A repeat drunken driver has been sentenced to prison for speeding without a driver's license and while intoxicated in Inver Grove Heights, running a stop sign and fatally striking a nurse and mother of three driving her minivan.

Nicholas A. Indehar, 22, of Inver Grove Heights, pleaded guilty Friday in Dakota County District to criminal vehicular homicide and is now serving a roughly four-year sentence for killing Kim M. Caswell, 42, of Roseville, last fall.

Indehar will spend at least 2 1/2 years in prison before being eligible for supervised release. He was also ordered to pay restitution.

"We are pleased to have brought this man to justice for this senseless crime on our roads," said County Attorney James Backstrom.

The crash on a late-October Saturday afternoon at Dawn Avenue and 70th Street killed Caswell after she had just finished her rounds in her new duties as a HealthEast home health care nurse and was on her way home.
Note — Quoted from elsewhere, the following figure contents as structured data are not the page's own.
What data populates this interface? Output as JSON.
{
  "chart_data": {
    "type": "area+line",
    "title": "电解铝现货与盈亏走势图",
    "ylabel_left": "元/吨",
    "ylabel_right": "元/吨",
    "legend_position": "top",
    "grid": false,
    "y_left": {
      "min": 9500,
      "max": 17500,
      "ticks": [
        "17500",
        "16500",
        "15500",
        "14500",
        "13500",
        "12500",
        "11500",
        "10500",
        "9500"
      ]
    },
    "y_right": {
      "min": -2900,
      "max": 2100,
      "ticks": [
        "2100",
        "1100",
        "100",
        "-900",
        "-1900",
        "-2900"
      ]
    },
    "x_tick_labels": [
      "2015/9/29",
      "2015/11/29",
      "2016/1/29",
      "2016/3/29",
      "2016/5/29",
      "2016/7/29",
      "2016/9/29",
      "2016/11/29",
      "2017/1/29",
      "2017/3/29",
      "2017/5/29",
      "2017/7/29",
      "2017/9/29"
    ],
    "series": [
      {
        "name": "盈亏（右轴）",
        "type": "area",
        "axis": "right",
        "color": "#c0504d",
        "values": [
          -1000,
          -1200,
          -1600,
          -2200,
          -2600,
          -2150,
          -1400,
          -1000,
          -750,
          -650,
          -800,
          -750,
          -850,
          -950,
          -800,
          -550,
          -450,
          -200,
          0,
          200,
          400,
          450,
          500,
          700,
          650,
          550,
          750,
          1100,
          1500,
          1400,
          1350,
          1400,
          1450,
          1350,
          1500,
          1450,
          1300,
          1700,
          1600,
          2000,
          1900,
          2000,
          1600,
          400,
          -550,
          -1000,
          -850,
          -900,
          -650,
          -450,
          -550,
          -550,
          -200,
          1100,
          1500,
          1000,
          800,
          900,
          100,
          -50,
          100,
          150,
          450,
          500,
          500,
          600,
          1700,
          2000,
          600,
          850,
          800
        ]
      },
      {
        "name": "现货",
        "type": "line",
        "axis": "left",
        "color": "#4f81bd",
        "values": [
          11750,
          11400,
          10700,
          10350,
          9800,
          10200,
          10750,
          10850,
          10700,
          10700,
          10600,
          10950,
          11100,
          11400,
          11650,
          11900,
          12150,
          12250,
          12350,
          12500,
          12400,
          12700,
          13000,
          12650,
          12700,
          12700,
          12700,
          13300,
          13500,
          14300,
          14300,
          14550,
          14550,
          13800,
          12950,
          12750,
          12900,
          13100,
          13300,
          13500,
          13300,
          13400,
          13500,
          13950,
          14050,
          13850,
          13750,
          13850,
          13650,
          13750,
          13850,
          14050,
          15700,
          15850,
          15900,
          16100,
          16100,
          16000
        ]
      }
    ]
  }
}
At the time of the wreck, Indehar's record in Minnesota since August 2011 included two convictions for drunken driving, two for speeding and one for illicit drug possession. He has not had a valid license since March 2013, according to the state Department of Public Safety.

According to prosecutors:

A witness estimated that Indehar was traveling 50 to 60 miles per hour when he ran the stop sign. A resident said he heard "acceleration noises" about the time of the collision.

The impact sent Caswell's westbound minivan into a utility pole, cracking it in half and leaving live electrical wires draped over her vehicle. She was dead at the scene.

Officers approached Indehar and detected a "strong odor of alcohol coming from his person, his speech was slurred, his eyes were bloodshot and watery, and he was unsteady on his feet," the criminal complaint against Indehar read.

A search of the vehicle turned up an open bottle of rum on the floor behind the driver's seat, "the contents of which were almost gone," the complaint continued.

Jon and Kim Caswell dated while both attended Mounds View High School and were married for 15 years, according to the family. At the time of the crash, the Caswells had daughters ages 15 and 13, and a 10-year-old son.

Caswell worked as a registered nurse in the emergency room at Woodwinds Hospital in Woodbury until September, when she was transferred to home health care duties.